What should be banned are disconnection charges. If I'm out of contract and giving you the relevant notice, then it's completely unreasonable for you to try to lock me in by charging an exit fee.
The fibre rollout continues to be a mad free-for-all, with some areas having 2, 3 or even more separate FTTP networks. While other areas, including in major cities, still have zero. We're still waiting, waiting, waiting, nearly 5 years after CityFibre announced their arrival in town. When it finally, finally happens, my broadband will get cheaper (even with OR) as well as much faster...
by 'full fibre' access... I technically have it, but only through Toob. I am happy with A&A so I am still awaiting openreach fibre. But because we have toob available, openreach haven't made my postcode a priority.

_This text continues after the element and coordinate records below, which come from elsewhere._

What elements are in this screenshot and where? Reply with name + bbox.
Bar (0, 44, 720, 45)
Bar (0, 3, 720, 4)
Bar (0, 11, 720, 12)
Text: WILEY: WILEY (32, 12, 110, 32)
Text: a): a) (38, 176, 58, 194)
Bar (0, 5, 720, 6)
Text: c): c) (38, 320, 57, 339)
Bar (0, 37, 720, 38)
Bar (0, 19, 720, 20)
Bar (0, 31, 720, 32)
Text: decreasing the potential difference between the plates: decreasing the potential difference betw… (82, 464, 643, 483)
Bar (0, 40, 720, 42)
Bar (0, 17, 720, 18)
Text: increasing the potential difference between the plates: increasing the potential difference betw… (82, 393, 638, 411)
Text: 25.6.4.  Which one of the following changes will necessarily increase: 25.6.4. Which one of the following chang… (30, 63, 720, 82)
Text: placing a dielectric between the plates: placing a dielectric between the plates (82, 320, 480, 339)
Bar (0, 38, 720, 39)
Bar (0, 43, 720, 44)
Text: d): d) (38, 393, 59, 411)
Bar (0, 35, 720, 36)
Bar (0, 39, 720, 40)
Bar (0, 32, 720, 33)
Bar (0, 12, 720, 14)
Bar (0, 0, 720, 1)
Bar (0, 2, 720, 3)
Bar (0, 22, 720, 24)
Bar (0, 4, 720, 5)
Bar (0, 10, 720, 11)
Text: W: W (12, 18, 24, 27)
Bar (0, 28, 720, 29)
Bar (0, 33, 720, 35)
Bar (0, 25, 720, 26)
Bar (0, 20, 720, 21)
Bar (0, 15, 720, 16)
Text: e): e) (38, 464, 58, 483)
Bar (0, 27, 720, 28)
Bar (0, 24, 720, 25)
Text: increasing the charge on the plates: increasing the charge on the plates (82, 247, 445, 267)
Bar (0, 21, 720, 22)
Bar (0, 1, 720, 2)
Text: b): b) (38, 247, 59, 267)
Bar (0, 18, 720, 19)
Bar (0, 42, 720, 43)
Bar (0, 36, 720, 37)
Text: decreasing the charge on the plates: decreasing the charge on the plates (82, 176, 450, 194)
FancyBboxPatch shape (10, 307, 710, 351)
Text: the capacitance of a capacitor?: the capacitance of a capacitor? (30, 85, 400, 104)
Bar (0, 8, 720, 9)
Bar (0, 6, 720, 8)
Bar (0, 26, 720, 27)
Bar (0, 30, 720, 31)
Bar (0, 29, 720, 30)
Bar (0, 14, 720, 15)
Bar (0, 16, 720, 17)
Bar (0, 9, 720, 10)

All direct buried 1960s cable, so no ducting to the house, and all underground. Hence not a priority
That is indeed an issue - and a complex one.
I could see an argument for any provider who is the only provider in the area to offer access to others in the way OR do. Note: this does not mean the others freeloading - they have to pay. That would solve the problem where you want to use X, but they are only available over OR fibre.
Again it I can see several issues. One is whether it would discourage investments - meaning you get none, rather than one that works but isn't your choice. Another is whether it would create a two-tier pricing system for CSPs (communication services providers) - one price via OR, a different (potentially many different) via alternative carriers. And it has scope for creating a complex admin system (that we as users shouldn't ever see) where "many" CSPs need to deal with "many" carriers - and potentially we end up with a mish-mash where some CSPs only deal with some carriers, so your choice of CSP varies with carrier.
There is also an argument for requiring that the carrier either a) offers carriage to other ISPs in a similar manner to OR, or b) offers a minimum set of services (static IPv4 address if required, static IPv6 prefix, setting or reverse DNS for IPv4 address/delegation of reverse DNS for IPv6 prefix, unfiltered service (no blocking of inbound traffic)).